Over the past six weeks, I have been spending almost all of my time at a single elementary school, inside a single classroom. I've been observing, and recording, the classroom for a documentary we hope to air in January.
For six long weeks now, I haven't talked to a single "expert." I haven't read any hot new studies about how kids learn. I haven't watched a single TED video. I've just been leaning against a wall in Renee Howard's third grade class at Congress Elementary in Grand Rapids, watching kids learn.
So, for today's installment of our new Technology & Opportunity feature, I wanted to talk about an important and exciting piece of technology that none of the experts seem to care about, even though it plays a vital role in the classroom.
When employed by a skilled teacher, this technology allows kids to tinker, try, fail and try again. It builds fine motor skills, hand-eye coordination, critical thinking and creativity.
Best of all, in a time of shrinking school funds, this technology is incredibly affordable.
It's a pencil.
Stick with me for a second.
When is the last time you used a pencil? Were you working on a crossword puzzle? Had you lost your pen? Did you need the pencil for some sort of carpentry?
I never quite realized before I went to Congress Elementary just how much adults don't use pencils. On the first day I visited the school, I saw students lining up to sharpen their pencils and I honestly couldn't remember the last time I'd had to do that. Pencils are just not a big part of the adult world.
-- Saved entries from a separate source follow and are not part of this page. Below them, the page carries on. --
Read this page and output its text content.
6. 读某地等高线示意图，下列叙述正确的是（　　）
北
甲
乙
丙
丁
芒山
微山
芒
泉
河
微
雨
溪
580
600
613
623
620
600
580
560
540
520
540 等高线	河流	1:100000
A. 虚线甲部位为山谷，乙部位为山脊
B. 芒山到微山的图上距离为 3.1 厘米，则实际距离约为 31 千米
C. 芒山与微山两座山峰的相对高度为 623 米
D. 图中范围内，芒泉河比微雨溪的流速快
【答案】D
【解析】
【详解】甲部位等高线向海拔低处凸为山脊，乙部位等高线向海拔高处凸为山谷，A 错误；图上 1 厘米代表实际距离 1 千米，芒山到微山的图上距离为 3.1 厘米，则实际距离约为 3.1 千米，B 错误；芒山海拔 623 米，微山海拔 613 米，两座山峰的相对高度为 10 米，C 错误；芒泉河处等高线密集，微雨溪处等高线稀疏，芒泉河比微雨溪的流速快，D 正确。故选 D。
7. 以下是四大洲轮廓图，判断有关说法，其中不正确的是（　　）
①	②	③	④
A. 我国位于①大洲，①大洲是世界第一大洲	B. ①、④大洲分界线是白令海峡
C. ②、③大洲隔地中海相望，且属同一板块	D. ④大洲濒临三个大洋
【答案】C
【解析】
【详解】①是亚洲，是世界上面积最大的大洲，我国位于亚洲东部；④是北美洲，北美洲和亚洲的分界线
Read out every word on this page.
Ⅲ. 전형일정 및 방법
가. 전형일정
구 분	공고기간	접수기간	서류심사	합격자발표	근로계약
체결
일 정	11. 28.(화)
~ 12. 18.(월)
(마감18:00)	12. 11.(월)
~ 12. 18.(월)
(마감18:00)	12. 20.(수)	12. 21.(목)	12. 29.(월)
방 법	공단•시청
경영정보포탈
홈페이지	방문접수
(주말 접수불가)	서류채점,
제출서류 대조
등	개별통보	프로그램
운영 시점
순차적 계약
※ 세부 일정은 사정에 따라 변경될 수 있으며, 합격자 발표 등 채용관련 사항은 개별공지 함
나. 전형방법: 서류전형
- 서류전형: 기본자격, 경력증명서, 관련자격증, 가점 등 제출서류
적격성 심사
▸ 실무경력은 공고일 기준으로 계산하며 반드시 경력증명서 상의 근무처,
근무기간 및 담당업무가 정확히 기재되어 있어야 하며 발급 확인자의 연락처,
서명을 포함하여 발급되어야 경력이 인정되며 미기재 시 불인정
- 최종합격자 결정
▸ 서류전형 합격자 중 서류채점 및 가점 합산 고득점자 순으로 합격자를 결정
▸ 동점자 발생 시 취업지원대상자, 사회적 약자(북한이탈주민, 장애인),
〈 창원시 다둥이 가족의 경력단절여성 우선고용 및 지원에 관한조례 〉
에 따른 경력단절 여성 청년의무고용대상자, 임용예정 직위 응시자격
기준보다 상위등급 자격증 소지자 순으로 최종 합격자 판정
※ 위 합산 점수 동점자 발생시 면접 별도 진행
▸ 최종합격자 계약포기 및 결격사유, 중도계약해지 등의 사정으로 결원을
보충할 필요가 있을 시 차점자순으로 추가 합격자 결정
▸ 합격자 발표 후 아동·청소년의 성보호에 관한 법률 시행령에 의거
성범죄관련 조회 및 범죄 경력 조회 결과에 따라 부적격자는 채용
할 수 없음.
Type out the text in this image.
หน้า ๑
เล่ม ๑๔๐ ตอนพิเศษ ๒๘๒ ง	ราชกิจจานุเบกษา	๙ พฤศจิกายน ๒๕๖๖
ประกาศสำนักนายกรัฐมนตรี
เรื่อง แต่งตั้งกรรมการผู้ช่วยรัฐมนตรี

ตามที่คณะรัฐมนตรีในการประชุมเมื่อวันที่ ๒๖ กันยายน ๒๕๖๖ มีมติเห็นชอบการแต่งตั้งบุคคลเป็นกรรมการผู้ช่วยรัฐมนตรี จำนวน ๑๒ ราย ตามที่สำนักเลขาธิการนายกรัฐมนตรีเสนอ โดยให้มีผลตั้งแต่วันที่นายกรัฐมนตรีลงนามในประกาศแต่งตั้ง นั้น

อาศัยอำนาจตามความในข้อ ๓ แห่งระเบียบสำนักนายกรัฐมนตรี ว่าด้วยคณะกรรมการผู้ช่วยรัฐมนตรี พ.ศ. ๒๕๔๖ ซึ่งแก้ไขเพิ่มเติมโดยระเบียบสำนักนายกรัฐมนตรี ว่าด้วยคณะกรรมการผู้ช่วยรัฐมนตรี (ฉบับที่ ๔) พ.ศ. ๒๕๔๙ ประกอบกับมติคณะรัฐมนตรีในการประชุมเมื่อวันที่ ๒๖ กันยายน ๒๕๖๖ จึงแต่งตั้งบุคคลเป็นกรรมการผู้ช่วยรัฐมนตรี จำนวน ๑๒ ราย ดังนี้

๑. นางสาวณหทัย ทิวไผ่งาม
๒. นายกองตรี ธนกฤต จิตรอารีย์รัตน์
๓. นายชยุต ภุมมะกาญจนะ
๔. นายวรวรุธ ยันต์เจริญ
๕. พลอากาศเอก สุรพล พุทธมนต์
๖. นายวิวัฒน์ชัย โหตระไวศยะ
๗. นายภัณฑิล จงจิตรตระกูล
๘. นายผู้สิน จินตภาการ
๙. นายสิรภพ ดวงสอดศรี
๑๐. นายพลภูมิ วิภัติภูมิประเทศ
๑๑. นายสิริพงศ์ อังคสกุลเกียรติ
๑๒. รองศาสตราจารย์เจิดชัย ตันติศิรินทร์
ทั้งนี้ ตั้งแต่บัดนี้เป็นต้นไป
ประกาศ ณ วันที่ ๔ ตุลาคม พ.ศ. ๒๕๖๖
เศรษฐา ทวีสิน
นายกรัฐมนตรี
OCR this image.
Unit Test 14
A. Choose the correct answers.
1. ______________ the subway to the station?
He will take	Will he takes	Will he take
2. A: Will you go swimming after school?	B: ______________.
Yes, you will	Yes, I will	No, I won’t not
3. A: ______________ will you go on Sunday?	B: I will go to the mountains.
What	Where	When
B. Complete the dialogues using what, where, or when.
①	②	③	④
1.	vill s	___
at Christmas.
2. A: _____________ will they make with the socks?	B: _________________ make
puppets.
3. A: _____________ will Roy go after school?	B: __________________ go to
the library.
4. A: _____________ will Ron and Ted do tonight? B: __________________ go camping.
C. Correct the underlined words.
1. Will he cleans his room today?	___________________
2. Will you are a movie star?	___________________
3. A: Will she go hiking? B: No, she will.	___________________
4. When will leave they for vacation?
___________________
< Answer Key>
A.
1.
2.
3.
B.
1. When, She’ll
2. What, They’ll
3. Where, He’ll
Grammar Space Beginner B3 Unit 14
I wondered why in the heck these kids would be writing everything in pencil if they were never going to use pencils as grown ups. Then I kept watching.
And, first off, I learned that in third grade, legible writing is not a given. Imagine if these kids were just handed iPads and asked to tap and swipe their math problems on a screen. Maybe that'll work out fine in a paperless future, but for now, kids still need to know how to actually write on a piece of paper.
Pencils also play an important social role in the classroom. One thing pencils do is break a lot. So kids are constantly up at the pencil sharpener. Many times, they break their pencils on purpose, just so they can go to the pencil sharpener to socialize. Taken from one perspective, this is a major disruption to the learning process. Howard does all she can to minimize pencil sharpener socializing. She knows the pencil sharpener will not help any kids' test scores, or help them get to college. But social learning is important, and much of the social learning in third grade happens at the pencil sharpener.
Another feature of pencils that annoys teachers and helps kids is that you can easily doodle with a pencil. Doodling, it turns out, helps keep people on task and engaged. Even though the doodles themselves are often seen as off-task behavior.
The most important feature of a pencil, though, is the eraser. You can erase your mistakes on a computer or a tablet. But with a pencil, you've really got to dig in and put some muscle into making that mistake go away. It gives you more time to think, to visualize the number or the punctuation mark you should have put in that space.
Adults rarely use erasers, just like we rarely use pencils. But we're not learning math for the first time. If we come across a multiplication problem we can't calculate in our head, we calculate it on our phone. If we don't know how to spell a word, we type it into the computer seven different ways until the squiggly red spell check line goes away. And that's fine for adults. We have the basic tools to understand where we went wrong. We could do the work with a pencil. That just takes too long for us. And, anyway, we've forgotten where we put all our pencils.
... kids are still learning the basic tools. And for that, it helps to use a tool that's pretty basic.
In Renee Howard's third grade class, there are plenty of modern technologies to help kids. They have a Smart Board, computers, even a microphone to help the quieter kids be heard when reading aloud.
I asked Howard the other day if she thought tablets would be worth it for her kids? Whether she felt like nine-year-olds could handle the technology?
"I can only imagine that it would go really well," she said. "Because enough of them play with their own smartphone or their parents' smartphone."
She told me many of her students have iPads at home. She doesn't even own an iPad. Getting 28 iPads for her classroom wouldn't be cheap.
As Howard points out: "They don't just magically appear."
I have no doubt that expensive technologies can help get kids engaged, and help them learn in new ways. I've certainly seen how excited kids are when they get to use the smart board in Howard's class.
But kids learn in lots of ways. And if you're looking for the technology that delivers the most bang for the buck, you can't beat a pencil.